Mutational landscape of intrahepatic cholangiocarcinoma

• Published in: Nature communications Vol. 5; no. 1; p. 5696
• Main Authors: Zou, Shanshan, Li, Jiarui, Zhou, Huabang, Frech, Christian, Jiang, Xiaolan, Chu, Jeffrey S. C., Zhao, Xinyin, Li, Yuqiong, Li, Qiaomei, Wang, Hui, Hu, Jingyi, Kong, Guanyi, Wu, Mengchao, Ding, Chuanfan, Chen, Nansheng, Hu, Heping
• Format: Journal Article
• Language: English
• Published: London Nature Publishing Group UK 15.12.2014; Nature Publishing Group
• Subjects: 140/125; 142/126; 631/208/2489/68; 631/208/737; 692/699/1503/1607/1610; Adult; Aged; Bile Duct Neoplasms - genetics; Bile Ducts, Intrahepatic; China; Cholangiocarcinoma - genetics; Cohort Studies; Female; Gene Expression Regulation, Neoplastic; Humanities and Social Sciences; Humans; Isocitrate Dehydrogenase - genetics; Liver Neoplasms - genetics; Male; Middle Aged; multidisciplinary; Mutation; Proto-Oncogene Proteins - genetics; Proto-Oncogene Proteins p21(ras); PTEN Phosphohydrolase - genetics; ras Proteins - genetics; Science; Science (multidisciplinary); Tumor Suppressor Protein p53 - genetics
• ISSN: 2041-1723; 2041-1723
• DOI: 10.1038/ncomms6696

Intrahepatic cholangiocarcinoma (ICC) is a fatal primary liver cancer (PLC) that affects 5–10% of all PLCs.
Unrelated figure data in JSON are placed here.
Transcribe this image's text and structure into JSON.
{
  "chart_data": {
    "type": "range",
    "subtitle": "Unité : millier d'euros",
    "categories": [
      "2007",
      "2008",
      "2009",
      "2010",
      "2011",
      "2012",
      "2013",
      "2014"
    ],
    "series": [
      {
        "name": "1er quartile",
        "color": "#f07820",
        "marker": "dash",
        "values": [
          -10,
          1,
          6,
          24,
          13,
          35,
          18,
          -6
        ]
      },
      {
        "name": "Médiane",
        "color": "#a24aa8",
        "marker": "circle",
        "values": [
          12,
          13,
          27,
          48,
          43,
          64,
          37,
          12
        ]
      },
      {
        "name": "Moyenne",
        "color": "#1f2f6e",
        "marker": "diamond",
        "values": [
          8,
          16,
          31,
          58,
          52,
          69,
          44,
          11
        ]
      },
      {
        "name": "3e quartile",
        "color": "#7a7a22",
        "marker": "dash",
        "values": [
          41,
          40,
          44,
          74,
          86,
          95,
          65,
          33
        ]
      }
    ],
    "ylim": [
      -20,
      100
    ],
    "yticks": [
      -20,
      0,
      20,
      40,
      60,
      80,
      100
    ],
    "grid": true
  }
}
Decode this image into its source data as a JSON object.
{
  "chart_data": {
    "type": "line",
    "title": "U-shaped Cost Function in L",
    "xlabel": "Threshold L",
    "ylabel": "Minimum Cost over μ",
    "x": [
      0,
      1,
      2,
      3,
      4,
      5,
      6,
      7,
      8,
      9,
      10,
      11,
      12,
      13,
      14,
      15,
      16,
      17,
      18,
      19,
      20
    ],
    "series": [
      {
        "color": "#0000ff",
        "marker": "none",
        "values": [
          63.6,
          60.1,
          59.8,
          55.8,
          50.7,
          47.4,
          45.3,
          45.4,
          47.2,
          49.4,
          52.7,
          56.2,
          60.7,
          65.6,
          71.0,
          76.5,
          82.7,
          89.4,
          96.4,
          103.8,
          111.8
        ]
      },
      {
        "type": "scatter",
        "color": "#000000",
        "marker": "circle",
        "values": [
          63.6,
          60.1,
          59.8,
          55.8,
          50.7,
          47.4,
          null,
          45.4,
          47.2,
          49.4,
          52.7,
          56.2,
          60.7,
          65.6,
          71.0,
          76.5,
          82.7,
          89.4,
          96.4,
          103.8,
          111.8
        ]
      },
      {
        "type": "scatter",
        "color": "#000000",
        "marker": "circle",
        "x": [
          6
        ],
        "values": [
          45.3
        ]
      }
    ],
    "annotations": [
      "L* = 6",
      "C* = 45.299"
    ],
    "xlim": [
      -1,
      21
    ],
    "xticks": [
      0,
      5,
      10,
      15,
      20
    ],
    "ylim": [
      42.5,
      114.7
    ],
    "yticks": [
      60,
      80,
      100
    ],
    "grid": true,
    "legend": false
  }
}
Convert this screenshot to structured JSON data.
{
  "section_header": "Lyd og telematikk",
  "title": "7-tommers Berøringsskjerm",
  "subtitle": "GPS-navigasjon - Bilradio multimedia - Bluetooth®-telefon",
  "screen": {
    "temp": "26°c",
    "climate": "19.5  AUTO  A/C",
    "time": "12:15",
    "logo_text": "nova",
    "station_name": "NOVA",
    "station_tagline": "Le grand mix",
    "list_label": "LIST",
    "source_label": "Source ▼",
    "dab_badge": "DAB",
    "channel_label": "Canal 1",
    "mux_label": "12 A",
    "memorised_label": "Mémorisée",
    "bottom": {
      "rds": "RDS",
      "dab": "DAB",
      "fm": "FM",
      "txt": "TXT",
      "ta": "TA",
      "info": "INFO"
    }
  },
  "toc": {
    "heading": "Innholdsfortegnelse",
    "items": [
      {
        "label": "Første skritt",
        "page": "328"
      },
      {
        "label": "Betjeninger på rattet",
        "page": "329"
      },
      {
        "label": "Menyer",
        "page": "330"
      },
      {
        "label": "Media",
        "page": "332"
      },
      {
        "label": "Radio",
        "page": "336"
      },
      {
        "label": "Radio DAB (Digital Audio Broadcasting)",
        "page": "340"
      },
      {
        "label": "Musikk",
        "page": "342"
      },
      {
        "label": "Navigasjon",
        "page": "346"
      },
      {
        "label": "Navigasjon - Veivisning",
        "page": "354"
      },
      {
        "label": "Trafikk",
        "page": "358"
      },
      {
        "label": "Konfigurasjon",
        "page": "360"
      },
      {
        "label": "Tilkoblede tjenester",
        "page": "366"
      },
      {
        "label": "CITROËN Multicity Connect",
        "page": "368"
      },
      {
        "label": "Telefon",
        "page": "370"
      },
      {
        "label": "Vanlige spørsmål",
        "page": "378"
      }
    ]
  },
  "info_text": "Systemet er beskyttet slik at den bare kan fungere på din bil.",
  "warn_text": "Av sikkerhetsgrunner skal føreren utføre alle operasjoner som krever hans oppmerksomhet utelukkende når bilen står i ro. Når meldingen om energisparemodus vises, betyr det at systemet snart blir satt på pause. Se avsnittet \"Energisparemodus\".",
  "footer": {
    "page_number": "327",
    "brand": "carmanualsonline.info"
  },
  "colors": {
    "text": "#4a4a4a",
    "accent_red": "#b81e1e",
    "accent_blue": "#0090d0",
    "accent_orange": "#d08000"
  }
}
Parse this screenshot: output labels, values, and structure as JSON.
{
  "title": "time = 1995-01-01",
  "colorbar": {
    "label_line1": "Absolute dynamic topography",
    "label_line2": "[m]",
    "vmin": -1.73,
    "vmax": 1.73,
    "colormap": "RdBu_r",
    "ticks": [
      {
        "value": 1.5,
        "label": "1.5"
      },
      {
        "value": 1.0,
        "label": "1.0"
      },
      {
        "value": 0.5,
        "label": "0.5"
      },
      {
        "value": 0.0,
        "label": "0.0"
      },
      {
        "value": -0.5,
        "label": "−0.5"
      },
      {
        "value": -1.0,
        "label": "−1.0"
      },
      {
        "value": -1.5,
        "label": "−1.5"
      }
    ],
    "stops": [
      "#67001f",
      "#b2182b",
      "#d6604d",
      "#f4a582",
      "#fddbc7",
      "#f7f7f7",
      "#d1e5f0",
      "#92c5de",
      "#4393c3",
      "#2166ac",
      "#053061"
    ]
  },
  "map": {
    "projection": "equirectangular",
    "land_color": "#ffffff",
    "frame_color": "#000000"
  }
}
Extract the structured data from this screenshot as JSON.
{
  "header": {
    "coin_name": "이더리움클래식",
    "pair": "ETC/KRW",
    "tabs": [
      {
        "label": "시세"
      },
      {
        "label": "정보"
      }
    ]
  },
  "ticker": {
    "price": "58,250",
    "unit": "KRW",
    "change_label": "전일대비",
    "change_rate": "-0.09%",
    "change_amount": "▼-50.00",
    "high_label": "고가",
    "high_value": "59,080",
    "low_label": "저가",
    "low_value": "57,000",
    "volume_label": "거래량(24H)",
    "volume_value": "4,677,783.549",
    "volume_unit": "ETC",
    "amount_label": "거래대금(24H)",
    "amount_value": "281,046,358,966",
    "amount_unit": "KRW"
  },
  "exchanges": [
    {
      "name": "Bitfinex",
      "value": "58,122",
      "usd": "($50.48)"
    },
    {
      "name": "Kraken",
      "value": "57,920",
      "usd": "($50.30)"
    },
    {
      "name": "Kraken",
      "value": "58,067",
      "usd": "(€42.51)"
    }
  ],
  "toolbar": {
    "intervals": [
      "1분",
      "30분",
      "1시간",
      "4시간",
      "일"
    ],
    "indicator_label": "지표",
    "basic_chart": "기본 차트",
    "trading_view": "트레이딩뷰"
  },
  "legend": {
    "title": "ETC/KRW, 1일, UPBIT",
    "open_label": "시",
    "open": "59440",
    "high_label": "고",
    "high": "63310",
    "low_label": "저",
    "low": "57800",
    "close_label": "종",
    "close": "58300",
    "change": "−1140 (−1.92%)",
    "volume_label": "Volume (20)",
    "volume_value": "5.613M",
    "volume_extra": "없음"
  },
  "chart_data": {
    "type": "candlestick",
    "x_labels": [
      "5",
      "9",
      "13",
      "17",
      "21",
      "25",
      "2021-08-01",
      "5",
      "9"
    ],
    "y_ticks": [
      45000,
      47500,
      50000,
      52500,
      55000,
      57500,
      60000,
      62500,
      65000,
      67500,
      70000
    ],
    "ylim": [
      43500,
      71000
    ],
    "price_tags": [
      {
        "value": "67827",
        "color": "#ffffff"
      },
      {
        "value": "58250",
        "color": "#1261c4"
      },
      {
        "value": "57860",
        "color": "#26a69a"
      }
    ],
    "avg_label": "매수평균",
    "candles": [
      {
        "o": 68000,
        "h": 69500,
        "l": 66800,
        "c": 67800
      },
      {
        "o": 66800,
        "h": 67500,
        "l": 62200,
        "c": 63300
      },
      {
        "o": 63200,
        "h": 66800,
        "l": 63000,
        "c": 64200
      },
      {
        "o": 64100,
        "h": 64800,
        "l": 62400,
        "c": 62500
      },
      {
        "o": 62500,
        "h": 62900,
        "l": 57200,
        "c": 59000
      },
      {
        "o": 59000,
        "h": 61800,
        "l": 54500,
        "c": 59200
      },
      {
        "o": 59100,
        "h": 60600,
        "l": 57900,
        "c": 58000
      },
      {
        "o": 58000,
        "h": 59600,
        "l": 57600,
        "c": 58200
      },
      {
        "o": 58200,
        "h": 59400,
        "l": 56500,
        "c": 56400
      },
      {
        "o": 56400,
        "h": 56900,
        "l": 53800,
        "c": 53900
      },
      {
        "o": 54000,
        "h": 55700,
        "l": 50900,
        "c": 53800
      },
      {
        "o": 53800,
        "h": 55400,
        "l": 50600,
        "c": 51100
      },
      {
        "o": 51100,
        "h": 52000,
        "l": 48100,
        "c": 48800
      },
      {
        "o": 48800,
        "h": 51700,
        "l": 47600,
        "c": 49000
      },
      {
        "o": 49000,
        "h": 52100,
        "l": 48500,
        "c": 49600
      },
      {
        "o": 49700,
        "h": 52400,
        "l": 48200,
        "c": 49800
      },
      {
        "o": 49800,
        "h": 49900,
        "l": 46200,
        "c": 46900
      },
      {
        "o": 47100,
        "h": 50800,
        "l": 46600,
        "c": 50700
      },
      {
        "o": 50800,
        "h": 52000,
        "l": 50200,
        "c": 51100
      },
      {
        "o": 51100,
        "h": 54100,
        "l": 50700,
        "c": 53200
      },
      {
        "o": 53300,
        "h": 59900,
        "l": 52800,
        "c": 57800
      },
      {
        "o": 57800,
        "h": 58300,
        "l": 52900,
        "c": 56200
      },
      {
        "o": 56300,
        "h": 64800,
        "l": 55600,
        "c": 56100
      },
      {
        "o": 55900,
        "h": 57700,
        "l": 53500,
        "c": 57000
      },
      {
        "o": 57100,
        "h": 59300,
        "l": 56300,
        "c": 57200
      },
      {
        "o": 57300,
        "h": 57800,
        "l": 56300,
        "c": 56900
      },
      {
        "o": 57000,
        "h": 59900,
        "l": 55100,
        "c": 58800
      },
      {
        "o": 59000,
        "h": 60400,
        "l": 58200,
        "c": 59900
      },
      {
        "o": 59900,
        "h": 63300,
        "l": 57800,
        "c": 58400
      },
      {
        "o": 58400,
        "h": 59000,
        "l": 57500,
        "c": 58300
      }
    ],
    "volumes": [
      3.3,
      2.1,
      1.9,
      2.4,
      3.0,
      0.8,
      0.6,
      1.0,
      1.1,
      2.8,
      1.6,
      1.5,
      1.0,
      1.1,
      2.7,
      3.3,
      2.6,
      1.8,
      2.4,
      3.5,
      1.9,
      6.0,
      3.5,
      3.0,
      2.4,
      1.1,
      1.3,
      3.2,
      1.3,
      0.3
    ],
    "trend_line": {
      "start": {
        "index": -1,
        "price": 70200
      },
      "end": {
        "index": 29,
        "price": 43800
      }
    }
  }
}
Here we sequence tumour and matching control sample pairs of a large cohort of 103 ICC patients in China, resulting in the identification of an ICC-specific somatic mutational signature that is associated with liver inflammation, fibrosis and cirrhosis. We further uncover 25 significantly mutated genes including eight potential driver genes ( TP53 , KRAS , IDH1 , PTEN , ARID1A , EPPK1 , ECE2 and FYN ). We find that TP53 -defective ICC patients are more likely to be HBsAg-seropositive, whereas mutations in the oncogene KRAS are nearly exclusively found in HBsAg-seronegative ICC patients. Three pathways (Ras/phosphatidylinositol-4,5-bisphosphate 3-kinase signalling, p53/cell cycle signalling and transforming growth factor-β/Smad signalling), genes important for epigenetic regulation and oxidative phosphorylation are substantially affected in ICC. We reveal mutations in this study that may be valuable for designing further studies, better diagnosis and effective therapies. Intrahepatic cholangiocarcinoma (ICC) is a fatal primary liver cancer with a known genetic component. Here the authors sequence the exomes of matched tumour and normal tissue from 103 ICC patients in China, and identify an ICC mutational profile associated with liver inflammation, fibrosis and cirrhosis.